Шли себе они, шли, от поселка – до ручья, а там через ручей, возвертались до дому, а в оставленном ими поселке уже творились иные дела, скорбные, для чужих, хоть и дружеских глаз не предназначенные…
Тихо пока еще гудел большой барабан у кострища, тенью бродил вокруг него юный дгаанга, в неровный круг выстраивались люди дгаа.
Много уже их было, а толпа все росла и росла. К ней присоединялись поспевшие в Дгахойемаро по зову алой стрелы мужчины из ближних поселков, и хотя красно-синие боевые узоры еще не испятнали их лиц, но каждый принес с собою тяжелые копья, а у иных за витыми воинскими поясами уже торчали тяжелые тесаки и даже къяххи, боевые топоры, столь кровожадные, что их в мирную пору укладывают спать под землю…
Двоих, привезенных мохнорылыми, уже положили у костра, по обычаю скрестив мертвые руки на груди, но женщины дгаа, даже самые любопытные, не спешили подойти прощаться, да и не всякому, обладающему иолдом, стоило на такое смотреть…
Сказано так: убиваешь – убивай, ненавидишь – замучь.
В этом есть правда.
Но нет правды в том, чтобы замучить незнакомых.
Не только отняли жизнь у мирных охотников неведомые злодеи, но надругались безжалостно. Вымещая беспричинную злобу, отсекли они у мужчин дгаа уши, отрезали иолды, выкололи глаза и вспороли животы, разбросав кишки.

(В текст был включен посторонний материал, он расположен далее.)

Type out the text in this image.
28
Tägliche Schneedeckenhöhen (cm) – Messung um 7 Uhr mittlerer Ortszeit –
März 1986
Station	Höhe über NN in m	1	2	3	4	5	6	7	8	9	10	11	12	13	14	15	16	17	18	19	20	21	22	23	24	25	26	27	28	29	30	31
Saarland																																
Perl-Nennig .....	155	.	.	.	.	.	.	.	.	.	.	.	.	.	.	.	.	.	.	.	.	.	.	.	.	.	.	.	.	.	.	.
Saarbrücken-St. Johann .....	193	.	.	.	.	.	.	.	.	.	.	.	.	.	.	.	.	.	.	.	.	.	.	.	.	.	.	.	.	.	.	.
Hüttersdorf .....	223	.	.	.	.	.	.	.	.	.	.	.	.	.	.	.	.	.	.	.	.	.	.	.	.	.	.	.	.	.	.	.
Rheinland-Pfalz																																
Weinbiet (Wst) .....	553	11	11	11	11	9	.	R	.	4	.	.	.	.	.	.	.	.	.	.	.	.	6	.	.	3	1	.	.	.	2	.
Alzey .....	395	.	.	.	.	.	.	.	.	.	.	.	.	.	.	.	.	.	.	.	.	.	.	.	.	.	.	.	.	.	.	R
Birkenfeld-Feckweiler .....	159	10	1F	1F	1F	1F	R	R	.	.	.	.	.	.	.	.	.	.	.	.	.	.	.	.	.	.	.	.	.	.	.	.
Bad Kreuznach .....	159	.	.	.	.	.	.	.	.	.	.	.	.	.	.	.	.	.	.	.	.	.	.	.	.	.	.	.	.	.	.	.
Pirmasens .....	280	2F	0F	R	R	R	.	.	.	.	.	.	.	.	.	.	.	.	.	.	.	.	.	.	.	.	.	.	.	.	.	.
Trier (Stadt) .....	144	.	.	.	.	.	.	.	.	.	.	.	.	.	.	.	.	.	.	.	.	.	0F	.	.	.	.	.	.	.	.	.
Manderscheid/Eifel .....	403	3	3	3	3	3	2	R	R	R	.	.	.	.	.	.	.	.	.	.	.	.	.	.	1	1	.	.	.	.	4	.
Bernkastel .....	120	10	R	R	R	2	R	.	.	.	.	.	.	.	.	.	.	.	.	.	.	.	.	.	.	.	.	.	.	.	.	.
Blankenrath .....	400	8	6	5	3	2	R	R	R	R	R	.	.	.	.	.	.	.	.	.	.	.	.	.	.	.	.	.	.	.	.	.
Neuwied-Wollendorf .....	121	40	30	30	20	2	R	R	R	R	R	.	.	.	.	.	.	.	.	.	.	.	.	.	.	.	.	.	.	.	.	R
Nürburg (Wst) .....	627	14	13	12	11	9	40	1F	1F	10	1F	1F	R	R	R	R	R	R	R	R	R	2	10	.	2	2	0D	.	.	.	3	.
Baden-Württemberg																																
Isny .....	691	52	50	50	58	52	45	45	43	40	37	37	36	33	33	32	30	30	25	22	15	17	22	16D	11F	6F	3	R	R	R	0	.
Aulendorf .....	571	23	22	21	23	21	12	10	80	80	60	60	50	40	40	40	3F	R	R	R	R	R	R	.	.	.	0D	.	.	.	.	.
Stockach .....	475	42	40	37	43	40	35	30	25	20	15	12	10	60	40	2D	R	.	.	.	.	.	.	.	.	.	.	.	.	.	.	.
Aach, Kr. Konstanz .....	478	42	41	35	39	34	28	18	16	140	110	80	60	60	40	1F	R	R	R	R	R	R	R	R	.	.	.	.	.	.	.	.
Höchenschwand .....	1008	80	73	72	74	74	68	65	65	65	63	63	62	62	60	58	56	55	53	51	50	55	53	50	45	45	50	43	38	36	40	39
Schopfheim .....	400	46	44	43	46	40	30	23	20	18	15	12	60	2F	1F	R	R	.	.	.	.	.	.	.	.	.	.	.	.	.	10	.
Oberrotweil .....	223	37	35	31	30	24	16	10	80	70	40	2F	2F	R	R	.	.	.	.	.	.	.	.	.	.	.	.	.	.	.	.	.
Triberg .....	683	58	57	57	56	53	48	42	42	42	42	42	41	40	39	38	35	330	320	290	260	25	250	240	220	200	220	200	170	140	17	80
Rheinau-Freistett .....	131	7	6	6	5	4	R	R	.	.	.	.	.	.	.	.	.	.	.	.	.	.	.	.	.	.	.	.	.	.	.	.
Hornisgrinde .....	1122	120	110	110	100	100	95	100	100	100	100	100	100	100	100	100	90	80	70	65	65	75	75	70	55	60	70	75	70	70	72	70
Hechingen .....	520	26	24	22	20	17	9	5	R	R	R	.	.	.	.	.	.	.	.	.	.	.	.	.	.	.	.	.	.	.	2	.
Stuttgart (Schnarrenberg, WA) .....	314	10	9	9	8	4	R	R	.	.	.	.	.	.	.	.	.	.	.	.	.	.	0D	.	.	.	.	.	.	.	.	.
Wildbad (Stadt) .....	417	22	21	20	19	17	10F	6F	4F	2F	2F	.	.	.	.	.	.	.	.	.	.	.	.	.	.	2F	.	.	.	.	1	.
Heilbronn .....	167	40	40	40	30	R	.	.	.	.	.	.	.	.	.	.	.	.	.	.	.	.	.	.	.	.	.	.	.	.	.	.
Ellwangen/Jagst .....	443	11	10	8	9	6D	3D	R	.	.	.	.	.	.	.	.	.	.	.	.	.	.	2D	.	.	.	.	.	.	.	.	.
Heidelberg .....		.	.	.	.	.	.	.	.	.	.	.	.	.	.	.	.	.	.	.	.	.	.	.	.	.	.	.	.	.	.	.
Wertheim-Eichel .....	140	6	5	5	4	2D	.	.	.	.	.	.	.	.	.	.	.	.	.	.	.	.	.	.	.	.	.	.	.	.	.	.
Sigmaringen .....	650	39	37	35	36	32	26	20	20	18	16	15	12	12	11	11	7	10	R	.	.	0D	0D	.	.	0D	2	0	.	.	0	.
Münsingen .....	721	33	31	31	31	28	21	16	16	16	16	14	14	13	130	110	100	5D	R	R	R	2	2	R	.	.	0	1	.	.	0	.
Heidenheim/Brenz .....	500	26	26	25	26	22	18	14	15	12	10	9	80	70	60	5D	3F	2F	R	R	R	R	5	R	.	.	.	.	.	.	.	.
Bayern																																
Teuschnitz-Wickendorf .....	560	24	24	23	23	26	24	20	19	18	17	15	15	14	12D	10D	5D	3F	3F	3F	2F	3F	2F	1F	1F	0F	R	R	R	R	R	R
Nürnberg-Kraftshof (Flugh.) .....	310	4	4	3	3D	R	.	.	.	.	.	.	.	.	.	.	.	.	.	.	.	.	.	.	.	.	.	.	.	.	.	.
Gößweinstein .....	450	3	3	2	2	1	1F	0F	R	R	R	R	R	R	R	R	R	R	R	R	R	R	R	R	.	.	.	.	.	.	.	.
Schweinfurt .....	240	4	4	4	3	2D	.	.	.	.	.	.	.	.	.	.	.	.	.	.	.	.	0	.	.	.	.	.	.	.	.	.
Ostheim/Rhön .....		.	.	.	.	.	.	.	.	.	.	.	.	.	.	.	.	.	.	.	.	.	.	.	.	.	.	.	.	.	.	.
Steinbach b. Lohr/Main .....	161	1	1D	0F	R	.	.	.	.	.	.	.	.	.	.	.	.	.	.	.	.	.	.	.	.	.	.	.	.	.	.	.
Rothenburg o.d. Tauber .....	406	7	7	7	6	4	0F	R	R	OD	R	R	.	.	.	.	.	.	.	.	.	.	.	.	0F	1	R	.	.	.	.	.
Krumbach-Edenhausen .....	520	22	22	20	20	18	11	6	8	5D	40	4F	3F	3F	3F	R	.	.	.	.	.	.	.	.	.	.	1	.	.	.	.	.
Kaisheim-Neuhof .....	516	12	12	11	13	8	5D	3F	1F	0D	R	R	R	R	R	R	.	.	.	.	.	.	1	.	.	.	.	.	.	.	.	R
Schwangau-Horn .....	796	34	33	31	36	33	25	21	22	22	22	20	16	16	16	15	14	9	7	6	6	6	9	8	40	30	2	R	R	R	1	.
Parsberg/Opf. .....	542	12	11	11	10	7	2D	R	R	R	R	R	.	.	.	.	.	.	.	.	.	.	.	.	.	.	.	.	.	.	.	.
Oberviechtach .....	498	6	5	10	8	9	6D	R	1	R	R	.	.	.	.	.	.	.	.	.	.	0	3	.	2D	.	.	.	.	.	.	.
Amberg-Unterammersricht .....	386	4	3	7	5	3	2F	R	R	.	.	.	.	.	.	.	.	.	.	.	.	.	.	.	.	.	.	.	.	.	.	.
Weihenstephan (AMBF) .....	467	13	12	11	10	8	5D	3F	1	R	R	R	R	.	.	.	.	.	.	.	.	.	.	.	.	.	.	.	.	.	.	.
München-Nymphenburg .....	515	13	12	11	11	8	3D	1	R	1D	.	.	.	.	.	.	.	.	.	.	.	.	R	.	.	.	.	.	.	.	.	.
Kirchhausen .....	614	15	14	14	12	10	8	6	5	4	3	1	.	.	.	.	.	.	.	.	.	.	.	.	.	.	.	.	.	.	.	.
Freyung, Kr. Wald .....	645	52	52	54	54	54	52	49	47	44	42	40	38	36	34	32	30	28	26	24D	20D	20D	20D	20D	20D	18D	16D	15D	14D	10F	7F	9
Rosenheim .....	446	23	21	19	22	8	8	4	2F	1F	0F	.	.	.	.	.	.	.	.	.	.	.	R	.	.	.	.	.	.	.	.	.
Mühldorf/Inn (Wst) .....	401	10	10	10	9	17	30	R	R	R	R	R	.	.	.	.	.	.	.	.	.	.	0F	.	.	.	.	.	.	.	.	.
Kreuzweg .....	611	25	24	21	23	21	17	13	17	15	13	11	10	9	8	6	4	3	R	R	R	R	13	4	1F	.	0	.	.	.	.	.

Как теперь услышать несчастным зов Тха-Онгуа?
Как доказать мужскую стать свою пышнобедрым девам, встречающим пришедших у ворот Выси, как увидеть, где разбросаны сети коварной Ваарг-Таанги?..
Одно хорошо: поглядев мертвых, в один голос сказали знающие люди – Мг пришла к ним быстрая, незлая, от кусачих пчелок, что быстро летят из трещащих палок. Нет таких палок у мохнорылых. Есть они у тех, кто живет на равнине…
Молча стояли люди дгаа, молча, хотя и все быстрей ходил туда-сюда у костра дгаанга; молчали старики, и сама мвами Гдламини, суровая и печальная, потупила очи.
Ныне наступило время Великой Матери.
– Инг'гёй! – воззвал к ней, моля выйти из пещеры, кряжистый, еще нестарый воин, отец одного из погибших; одним из первых поспел он на зов стрелы-войны, поскольку жил в селении ближнем, и горьким для него стал миг, когда, заглянув в лицо младшего из мертвецов, признал он своего сына.
– О-ххо! – отозвалось из пещеры.
– Инг'гёй! – выкрикнул в разъятый зев земли дгаанга, по праву заменяя родню второго убитого, ибо опознанный обитал в селении дальнем, и лишь к вечеру возопят в великом горе кровные его, придя в Дгахойемаро.
– Й-ой-э! – откликнулась земля.
А потом вспыхнуло нечто в провале.
И вышла к людям дгаа Великая Мать!
Полностью обнажена была сейчас Мэйли, как и подобает матери, выпускающей из утробы на свет детей своих, и старые груди ее, натертые настоем травы нгундуни, не метались, дряблые, из стороны в сторону, но стояли торчком, подпрыгивали зазывно и юно, словно напоенные молоком.